No hay nada peor que encastillarse, encerrarse en los cuarteles de la pompa y el botado, oler a perfume caro y lucir la ridícula mueca de una solterona; así lo dice y critica el Papa Francisco, curia ebria de vanagloria que sólo sabe hablar de repostería, mantelitos bordados por las primorosas manos de las monjas y apedrear a los decentes con las taras y vicios propios, con las calenturas nocturnas que les sobresaltan y que aplacan yendo a la despensa en mitad de la noche a comer magdalenas.
El Reverendísimo Señor, Pietro Neto y Brillante de Porro, era la relamida estampa de todo lo criticado por el Santo Padre, una cincuentona con papada, de cutis tirante y mueca espantada, con el aire bobalicon de una añosa despelleja corderos que cree que el alba blanca tapa todas sus inmundicias. Que alejada de la fe estaba él y toda la corte de su satrapía, reino de antojos y de tardes de calceta.
Don Pietro, dejaba pasar los días escuchando con orejas de asno y sentado en su catedra, a los celos y a las envidia, consejeras típicas en los salones de la preeminencia. No llega lejos quien más trabaja, sino quien más difama y más se arrastra.
Dios a ninguno de estos necios le dio potestad para condenar, si se la dio para perdonar y acoger, para abrir las puertas del templo a todos aquellos que buscaban curarse, paro todos aquellos que reconocían sus faltas y decidían enmendarlas. La iglesia ya no es casa que sigue las normas de Dios, sino lupanar lleno de normas de hombres, normas discriminatorias que crean zonación, que crean una extraña jerarquía de hipócritas, de sepulcros blanqueados de bordadas casullas.

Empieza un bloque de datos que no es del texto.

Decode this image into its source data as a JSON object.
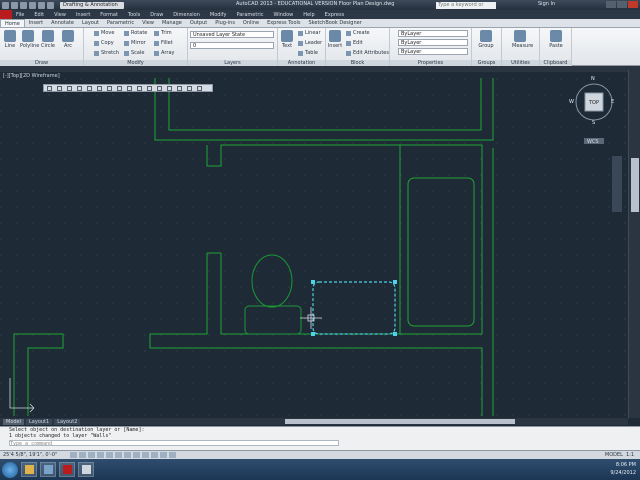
{
  "window": {
    "workspace": "Drafting & Annotation",
    "title": "AutoCAD 2013 - EDUCATIONAL VERSION   Floor Plan Design.dwg",
    "search_placeholder": "Type a keyword or phrase",
    "sign_in": "Sign In"
  },
  "menu": [
    "File",
    "Edit",
    "View",
    "Insert",
    "Format",
    "Tools",
    "Draw",
    "Dimension",
    "Modify",
    "Parametric",
    "Window",
    "Help",
    "Express"
  ],
  "tabs": [
    "Home",
    "Insert",
    "Annotate",
    "Layout",
    "Parametric",
    "View",
    "Manage",
    "Output",
    "Plug-ins",
    "Online",
    "Express Tools",
    "SketchBook Designer"
  ],
  "ribbon": {
    "draw": {
      "title": "Draw",
      "tools": [
        "Line",
        "Polyline",
        "Circle",
        "Arc"
      ]
    },
    "modify": {
      "title": "Modify",
      "tools": [
        "Move",
        "Rotate",
        "Trim",
        "Copy",
        "Mirror",
        "Fillet",
        "Stretch",
        "Scale",
        "Array"
      ]
    },
    "layers": {
      "title": "Layers",
      "layer_state": "Unsaved Layer State",
      "current_layer": "0"
    },
    "annotation": {
      "title": "Annotation",
      "tools": [
        "Text",
        "Linear",
        "Leader",
        "Table"
      ]
    },
    "block": {
      "title": "Block",
      "tools": [
        "Insert",
        "Create",
        "Edit",
        "Edit Attributes"
      ]
    },
    "properties": {
      "title": "Properties",
      "color": "ByLayer",
      "linetype": "ByLayer",
      "lineweight": "ByLayer"
    },
    "groups": {
      "title": "Groups",
      "tool": "Group"
    },
    "utilities": {
      "title": "Utilities",
      "tool": "Measure"
    },
    "clipboard": {
      "title": "Clipboard",
      "tool": "Paste"
    }
  },
  "viewport_label": "[-][Top][2D Wireframe]",
  "viewcube": {
    "n": "N",
    "s": "S",
    "e": "E",
    "w": "W",
    "face": "TOP",
    "wcs": "WCS"
  },
  "layout_tabs": [
    "Model",
    "Layout1",
    "Layout2"
  ],
  "command": {
    "history": [
      "Select object on destination layer or [Name]:",
      "1 objects changed to layer \"Walls\""
    ],
    "placeholder": "Type a command"
  },
  "status": {
    "coords": "25'4 5/8\", 19'1\", 0'-0\"",
    "model": "MODEL",
    "scale": "1:1"
  },
  "taskbar": {
    "time": "8:06 PM",
    "date": "9/24/2012"
  },
  "colors": {
    "canvas": "#1e2a36",
    "walls": "#1fa637",
    "selected": "#4fd1e8",
    "furniture": "#1fa637"
  }
}
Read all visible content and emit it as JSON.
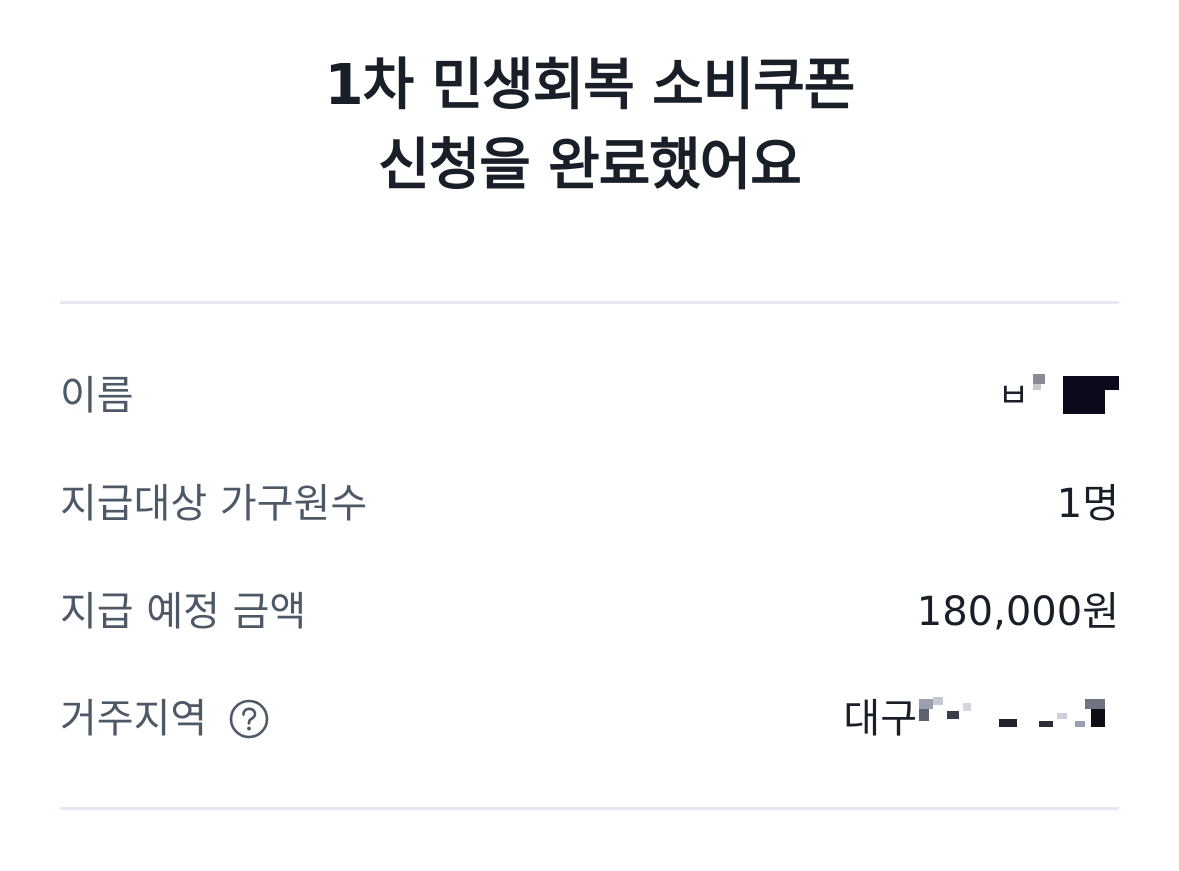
{
  "header": {
    "title_line1": "1차 민생회복 소비쿠폰",
    "title_line2": "신청을 완료했어요"
  },
  "details": {
    "name_label": "이름",
    "name_value": "ㅂ",
    "household_label": "지급대상 가구원수",
    "household_value": "1명",
    "amount_label": "지급 예정 금액",
    "amount_value": "180,000원",
    "region_label": "거주지역",
    "region_value": "대구",
    "help_icon": "question-circle-icon"
  },
  "colors": {
    "title": "#191f28",
    "label": "#4e5968",
    "value": "#191f28",
    "divider": "#e5e8f2",
    "background": "#ffffff"
  }
}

Don Pietro en sus largas noches no podía evitar tener el pensamiento donde tengo ahora la mano yo, tener el pensamiento en mi mano que se desliza sobre mi miembro buscando el placer, placer negado que la solterona compensaba engullendo magdalenas. Uvas maduras y suculentas que denostaba, al no poder alcanzarlas, drama de patética y sebosa zorra. Tras el atracón llegaba el sueño, pero no el descanso, porque la obsesión volvía a arar lo ya arado, volvía a anidar en su cabecita, pero ahora de modo más claro y vívido, ese es el poder del pecaminoso anhelo, martirizar sin tregua.
Yo jamás complací su lujuria, por eso su inquina, por eso él, recibía en las sala del palacio episcopal de modo recurrente a los celos y a la envidia, por eso sus orejas de asno escuchaban enjoyadas calumnias, historias sin pruebas que buscaban mi ruina y desprestigio, por eso siempre desee que cuando en la consagración alzaba el cuerpo de Jesús, la hostia le ardiera en las manos y derritiera su careta de blanca cera y surgiera su rostro de hipócrita y acicalada vieja.